Page 20 of Tangled

“Well, I didn’t come home alone, if that’s what you need to know…”

“Ah! Yes, Liv! Good for you, girl! Please tell me it was hot… it’s been a while since I’ve gotten any and I need to live vicariously through you right now,” she beams through the phone, and I can only imagine the Cheshire grin on her face from my confession.

“It was… gosh, hot wouldn’t even begin to describe it, Clara,” I sigh, knowing that I definitely had the best sex of my life last night.

“Give me some details, woman!” I hear the clank of dishes in the phone's background.

“Are you at a restaurant right now?” I ask, sitting up in my bed, hit instantly with a pounding headache and the dire need to pee.

“Yeah, I’m grabbing breakfast before my meeting.”

“And you’re talking about sex out loud on the phone?”

“Whatever. It’s not like I’m ever going to see these people again,” she declares, and I can just imagine her waving her hand in the air nonchalantly.

“You really have no shame, do you?”

“Nope. Why worry about what others think of me? I don’t have time for that. I’m too busy plotting world domination.”

I laugh, knowing Clara could be plotting her own Pinky and the Brain scheme behind all of our backs. The woman doesn’t take no for an answer and is always up for a challenge, a few of the many reasons she’s so good at her job.

“So, do I get details?”

“Umm, I think I’m going to keep this specific encounter to myself, actually,” I tease, knowing she’s going to call my bluff right now.

“Ugh! You suck. But wait,” she pauses, and I can hear the wheel turning in her brain. “Wow. Did you catch feelings, Liv? You know that’s like breaking rule number one of one-night-stands…” Surprise fills her voice with the fact that I didn’t spill.

Normally, I wouldn’t have a problem sharing my sexual encounters with my girlfriends, especially Clara. Her, Perry, and Amy all knew about past men I had sex with, particularly Trevor and my disappointment with him at times. We’re girls. We tell each other pretty much everything.

But something about my night with Garrison doesn’t make me want to share. Bringing him home last night was one the most spontaneous and carefree things I’ve ever done in my life, and part of me wants to cherish that decision for what it is—a step in the right direction of moving on from Trevor and reclaiming myself and one of the few moments in my life where I gave myself permission to be carefree.

Plus, if I try to describe all the things he did to me last night, I’m going to end up all hot and bothered with no one to relieve the tension again.

“No, I didn’t catch feelings. I just want to move on from last night, and last week for that matter, okay?”

She huffs. “Fine. It’s not like you’ll see him again anyway, right?”

Disappointment hits me in a sudden wave when I absorb what she just said. I know we went into last night knowing it was just for fun, a one-time thing. But part of me can’t help but crave that physical connection again.

Yeah, that’s it. I’m just on a mind-blowing, post-sex high. I didn’t catch feelings.

I simply caught multiple orgasms.

“Right. I don’t even know where he lives. He could have been in town for just one night for all I know. It was a one-night stand,” I attempt to convince myself that I’m totally okay with what I knew I was getting myself into.

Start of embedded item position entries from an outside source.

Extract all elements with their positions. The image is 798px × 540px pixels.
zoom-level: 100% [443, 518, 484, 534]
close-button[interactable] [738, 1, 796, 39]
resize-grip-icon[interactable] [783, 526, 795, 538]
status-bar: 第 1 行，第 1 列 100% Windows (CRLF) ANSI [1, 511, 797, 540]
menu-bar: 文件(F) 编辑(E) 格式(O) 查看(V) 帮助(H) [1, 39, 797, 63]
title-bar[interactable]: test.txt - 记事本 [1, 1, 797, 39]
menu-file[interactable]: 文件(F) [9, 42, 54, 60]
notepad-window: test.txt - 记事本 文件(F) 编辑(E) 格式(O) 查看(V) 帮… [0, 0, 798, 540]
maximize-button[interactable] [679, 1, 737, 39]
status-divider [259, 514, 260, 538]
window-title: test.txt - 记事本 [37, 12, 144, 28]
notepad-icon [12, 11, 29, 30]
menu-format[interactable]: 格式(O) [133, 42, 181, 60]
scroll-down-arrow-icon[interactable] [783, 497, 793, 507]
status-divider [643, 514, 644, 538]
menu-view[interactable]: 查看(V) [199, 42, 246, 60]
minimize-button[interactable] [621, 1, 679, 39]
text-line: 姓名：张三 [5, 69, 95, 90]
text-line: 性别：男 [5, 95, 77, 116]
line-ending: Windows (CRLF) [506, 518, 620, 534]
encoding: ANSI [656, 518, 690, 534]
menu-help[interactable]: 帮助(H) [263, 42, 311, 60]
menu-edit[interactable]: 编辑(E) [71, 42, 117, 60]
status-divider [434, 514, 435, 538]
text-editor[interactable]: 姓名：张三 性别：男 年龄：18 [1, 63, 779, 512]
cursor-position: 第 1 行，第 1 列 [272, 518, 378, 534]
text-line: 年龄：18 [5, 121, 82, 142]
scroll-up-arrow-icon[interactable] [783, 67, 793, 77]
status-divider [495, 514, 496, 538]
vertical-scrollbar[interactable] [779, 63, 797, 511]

“It was fun, a great release, and now it’s time to move forward. I have to make myself look somewhat human and go to the school today to get my keys. The principal said to call her when I was ready so she could meet me there. I’m ready to move forward, Clara. The lumberjack gave me some of the best sex of my life, and now it’s time to slip back into Miss Walsh mode—math teacher extraordinaire and all-around bad-ass woman. Besides, you’re right. I’ll probably never see him again.”

Chapter 11

Kane

“I knew I shouldn’t have washed my truck,” I grumble as I hit yet another puddle from the rain last night, water shooting up and over the fender to pelt my windshield.

I swear, it’s Murphy’s law. As soon as you wash your vehicle, the rain Gods do a happy dance and literally, rain all over your parade. I guess that’s what I get for not checking the weather before I turned the hose on.

It’s Monday morning and still pitch black outside as I make my thirty-minute drive into town for work. The home I bought three years ago lies on the outskirts of town, deep in the trees, fulfilling my craving for isolation. I get privacy and land, but it makes for a slightly longer commute to Emerson Falls High School.

I’m an early riser by nature, so I tend to arrive at the school long before my colleagues, which also gives me ample time to prepare my lessons and necessary supplies for the day. Most people don’t realize all the extra time that goes into teaching outside of the hours when the students are actually in the chairs. My colleagues and I spend way more time beyond our seven-to-two contract day to ensure our lessons are worthwhile and the students get the support that they need.